Hello,
I am trying to work out the kinks in my RNAseq alignment pipeline. I am looking at total RNA isolated from Arabidopsis. The ribosomal RNA is removed with the Ribo-Zero kit, and Illumina TruSeq stranded library preparation is performed before 50 bp single-ended sequencing on a Hi-Seq 2000 instrument.
My question stems from unexpected results gained from the Bowtie2/Tophat2 alignment to the TAIR10 scaffold. According to Illumina and the Tophat manual, I should use the -fr-firststrand
argument. However, I ran the alignment three different ways (unstranded
, fr-firststrand
, fr-secondstrand
) and compared the junctions.bed file, as also suggested by the Tophat manual. "The method that produces the most junctions should be the one used."
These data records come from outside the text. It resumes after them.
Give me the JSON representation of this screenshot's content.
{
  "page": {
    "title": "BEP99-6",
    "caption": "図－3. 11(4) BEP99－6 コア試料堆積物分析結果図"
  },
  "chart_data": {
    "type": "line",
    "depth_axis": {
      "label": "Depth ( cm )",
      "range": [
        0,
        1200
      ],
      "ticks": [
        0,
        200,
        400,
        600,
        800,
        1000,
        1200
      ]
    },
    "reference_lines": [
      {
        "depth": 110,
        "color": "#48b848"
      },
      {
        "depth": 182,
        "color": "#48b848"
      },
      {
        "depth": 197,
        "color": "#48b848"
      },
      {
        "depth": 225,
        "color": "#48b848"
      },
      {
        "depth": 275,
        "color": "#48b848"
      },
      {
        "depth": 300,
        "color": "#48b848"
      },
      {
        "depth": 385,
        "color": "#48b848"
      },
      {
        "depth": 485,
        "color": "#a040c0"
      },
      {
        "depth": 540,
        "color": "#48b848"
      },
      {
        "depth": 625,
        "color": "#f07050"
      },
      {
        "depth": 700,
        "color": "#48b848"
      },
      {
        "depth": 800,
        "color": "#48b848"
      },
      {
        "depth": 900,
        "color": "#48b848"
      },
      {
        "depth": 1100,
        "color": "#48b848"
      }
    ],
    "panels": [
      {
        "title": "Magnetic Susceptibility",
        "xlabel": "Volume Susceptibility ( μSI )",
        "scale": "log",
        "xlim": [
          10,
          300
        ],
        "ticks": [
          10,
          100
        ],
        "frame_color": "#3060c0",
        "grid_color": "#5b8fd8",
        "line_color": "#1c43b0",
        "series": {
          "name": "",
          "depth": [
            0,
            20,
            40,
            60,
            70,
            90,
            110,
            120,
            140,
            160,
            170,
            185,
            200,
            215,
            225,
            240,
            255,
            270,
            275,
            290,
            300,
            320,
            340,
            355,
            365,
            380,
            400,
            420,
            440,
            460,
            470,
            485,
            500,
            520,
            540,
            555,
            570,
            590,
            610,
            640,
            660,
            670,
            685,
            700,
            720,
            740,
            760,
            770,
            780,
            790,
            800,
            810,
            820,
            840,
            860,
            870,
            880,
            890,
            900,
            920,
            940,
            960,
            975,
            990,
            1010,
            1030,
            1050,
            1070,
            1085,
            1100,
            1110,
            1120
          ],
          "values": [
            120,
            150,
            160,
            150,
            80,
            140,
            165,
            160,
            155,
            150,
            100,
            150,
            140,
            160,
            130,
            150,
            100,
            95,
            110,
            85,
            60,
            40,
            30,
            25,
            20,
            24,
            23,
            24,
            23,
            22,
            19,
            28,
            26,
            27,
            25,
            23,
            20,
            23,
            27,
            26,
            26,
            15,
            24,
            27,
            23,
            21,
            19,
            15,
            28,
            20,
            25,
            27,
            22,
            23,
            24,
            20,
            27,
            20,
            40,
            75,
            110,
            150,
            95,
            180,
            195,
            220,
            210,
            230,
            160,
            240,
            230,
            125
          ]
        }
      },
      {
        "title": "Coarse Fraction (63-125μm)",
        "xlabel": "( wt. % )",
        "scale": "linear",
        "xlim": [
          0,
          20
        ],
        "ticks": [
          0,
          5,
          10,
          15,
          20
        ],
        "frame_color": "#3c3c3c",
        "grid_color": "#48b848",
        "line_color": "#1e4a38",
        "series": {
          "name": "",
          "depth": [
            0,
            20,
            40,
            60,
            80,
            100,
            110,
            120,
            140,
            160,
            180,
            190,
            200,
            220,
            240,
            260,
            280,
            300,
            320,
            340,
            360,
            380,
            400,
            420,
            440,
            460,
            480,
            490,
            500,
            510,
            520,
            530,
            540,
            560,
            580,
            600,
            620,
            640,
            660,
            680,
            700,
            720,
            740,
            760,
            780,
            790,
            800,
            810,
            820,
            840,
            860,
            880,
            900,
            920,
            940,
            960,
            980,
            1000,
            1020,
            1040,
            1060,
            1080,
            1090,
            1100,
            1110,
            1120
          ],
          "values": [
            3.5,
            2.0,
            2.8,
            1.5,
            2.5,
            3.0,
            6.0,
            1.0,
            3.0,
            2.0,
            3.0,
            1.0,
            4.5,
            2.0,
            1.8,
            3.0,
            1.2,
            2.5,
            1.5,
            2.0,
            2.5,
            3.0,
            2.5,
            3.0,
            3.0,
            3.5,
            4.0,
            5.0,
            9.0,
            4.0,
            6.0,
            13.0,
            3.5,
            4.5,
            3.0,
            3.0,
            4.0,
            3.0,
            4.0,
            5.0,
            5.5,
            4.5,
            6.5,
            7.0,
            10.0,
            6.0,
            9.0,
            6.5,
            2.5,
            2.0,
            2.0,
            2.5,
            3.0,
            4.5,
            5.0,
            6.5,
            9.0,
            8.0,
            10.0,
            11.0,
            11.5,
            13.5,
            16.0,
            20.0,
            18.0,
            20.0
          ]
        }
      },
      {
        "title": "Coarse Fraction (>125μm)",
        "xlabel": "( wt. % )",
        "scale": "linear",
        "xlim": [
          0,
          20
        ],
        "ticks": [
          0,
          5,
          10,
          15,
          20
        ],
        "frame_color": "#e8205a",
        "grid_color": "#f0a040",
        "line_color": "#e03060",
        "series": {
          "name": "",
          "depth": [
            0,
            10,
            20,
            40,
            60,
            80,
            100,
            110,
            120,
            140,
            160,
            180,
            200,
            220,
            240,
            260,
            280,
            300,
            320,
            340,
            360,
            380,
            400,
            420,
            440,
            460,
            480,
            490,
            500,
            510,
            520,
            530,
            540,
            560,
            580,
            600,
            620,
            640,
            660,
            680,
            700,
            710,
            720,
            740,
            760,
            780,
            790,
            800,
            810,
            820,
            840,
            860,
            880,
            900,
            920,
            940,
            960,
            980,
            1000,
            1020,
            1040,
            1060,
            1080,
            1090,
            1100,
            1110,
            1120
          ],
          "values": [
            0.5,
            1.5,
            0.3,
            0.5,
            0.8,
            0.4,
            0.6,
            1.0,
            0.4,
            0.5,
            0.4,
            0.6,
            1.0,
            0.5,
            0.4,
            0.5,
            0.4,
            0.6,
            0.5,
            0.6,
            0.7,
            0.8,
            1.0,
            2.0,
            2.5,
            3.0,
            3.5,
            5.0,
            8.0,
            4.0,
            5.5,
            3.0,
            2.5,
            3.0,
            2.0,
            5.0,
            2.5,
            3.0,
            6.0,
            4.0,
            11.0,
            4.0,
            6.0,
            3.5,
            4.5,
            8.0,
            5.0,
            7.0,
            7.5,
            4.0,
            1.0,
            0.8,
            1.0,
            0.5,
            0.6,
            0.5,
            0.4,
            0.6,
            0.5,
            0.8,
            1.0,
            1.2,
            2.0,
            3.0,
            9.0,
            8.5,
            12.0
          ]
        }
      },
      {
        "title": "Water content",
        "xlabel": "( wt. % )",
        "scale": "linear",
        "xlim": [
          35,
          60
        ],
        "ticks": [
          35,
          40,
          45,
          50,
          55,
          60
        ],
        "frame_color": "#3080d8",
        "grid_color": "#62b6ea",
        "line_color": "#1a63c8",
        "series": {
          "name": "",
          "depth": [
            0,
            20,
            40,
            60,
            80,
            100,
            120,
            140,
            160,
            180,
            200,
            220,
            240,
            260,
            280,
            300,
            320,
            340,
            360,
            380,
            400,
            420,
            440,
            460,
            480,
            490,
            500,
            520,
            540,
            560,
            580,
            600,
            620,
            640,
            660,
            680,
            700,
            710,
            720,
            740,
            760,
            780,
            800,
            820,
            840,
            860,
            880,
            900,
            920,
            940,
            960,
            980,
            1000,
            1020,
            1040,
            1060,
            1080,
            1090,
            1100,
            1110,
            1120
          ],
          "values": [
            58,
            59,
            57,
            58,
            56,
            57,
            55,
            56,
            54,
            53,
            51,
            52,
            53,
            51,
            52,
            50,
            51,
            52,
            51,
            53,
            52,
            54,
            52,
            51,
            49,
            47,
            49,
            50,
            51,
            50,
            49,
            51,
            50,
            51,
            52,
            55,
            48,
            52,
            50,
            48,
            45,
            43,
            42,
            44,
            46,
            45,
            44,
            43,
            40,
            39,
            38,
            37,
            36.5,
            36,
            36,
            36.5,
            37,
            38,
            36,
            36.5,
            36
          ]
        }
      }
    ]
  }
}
Unfortunately, the "unstranded" method proved to have the most junctions.
Both fr-firststrand
and fr-secondstrand
methods yielded the same number of junctions (80023, as seen below).
...
Chr5 26963303 26963527 JUNC00080020 3 - 26963303 26963527 255,0,0 2 32,19 0,205
Chr5 26964985 26965229 JUNC00080021 2 - 26964985 26965229 255,0,0 2 19,32 0,212
Chr5 26968163 26968606 JUNC00080022 14 - 26968163 26968606 255,0,0 2 32,49 0,394
Chr5 26969624 26969961 JUNC00080023 9 - 26969624 26969961 255,0,0 2 46,47 0,290
The output from fr-unstranded
surprised me, as it also included chloroplast and mitochondrial junctions, unseen in the firststrand
and secondstrand
output. What was more unusual is that the number of nuclear junctions was higher than the other two methods (81566).
...
Chr5 26964985 26965229 JUNC00081564 2 - 26964985 26965229 255,0,0 2 19,32 0,212
Chr5 26968163 26968606 JUNC00081565 14 - 26968163 26968606 255,0,0 2 32,49 0,394
Chr5 26969624 26969961 JUNC00081566 9 - 26969624 26969961 255,0,0 2 46,47 0,290
...
ChrC 136307 137122 JUNC00081589 1 - 136307 137122 255,0,0 2 21,29 0,786
ChrC 136674 137586 JUNC00081590 39 + 136674 137586 255,0,0 2 49,49 0,863
ChrC 146566 150110 JUNC00081591 1 + 146566 150110 255,0,0 2 40,10 0,3534
ChrM 40535 41977 JUNC00081592 96 + 40535 41977 255,0,0 2 49,49 0,1393
ChrM 42931 59160 JUNC00081593 1 - 42931 59160 255,0,0 2 9,41 0,16188
ChrM 61080 61190 JUNC00081594 1 - 61080 61190 255,0,0 2 28,22 0,88
ChrM 189891 303492 JUNC00081595 2 + 189891 303492 255,0,0 2 19,31 0,113570
ChrM 288059 289051 JUNC00081596 26 + 288059 289051 255,0,0 2 49,49 0,943
So my question: should I go with fr-firststrand
as recommended by Illumina?
Or use unstranded since it yields more junctions?
Thanks for your suggestions and advice!
~Malia
It's not about how many junction reads you are getting. If you know that the library is strand specific then you should specify it for correct results.
Oh Sorry Ashutosh Pandey , I just saw that you also had commented similar.
No problem Manu. It happens with me too all the time.
Great, thank you all for your help!
I must say that this is not good advice. What they probably mean is that the right choice usually produces the most alignments but there absolutely no reason to guess. You have the alignment then inspect them with IGV or samtools - it will tell you which reads comes from which file - and that is the answer to what protocol is used.
As you have written above that you sequenced stranded total RNA, then you must specify it. When I was working with Chimeric transcripts from tophat-fusion then many of junctions were false positive.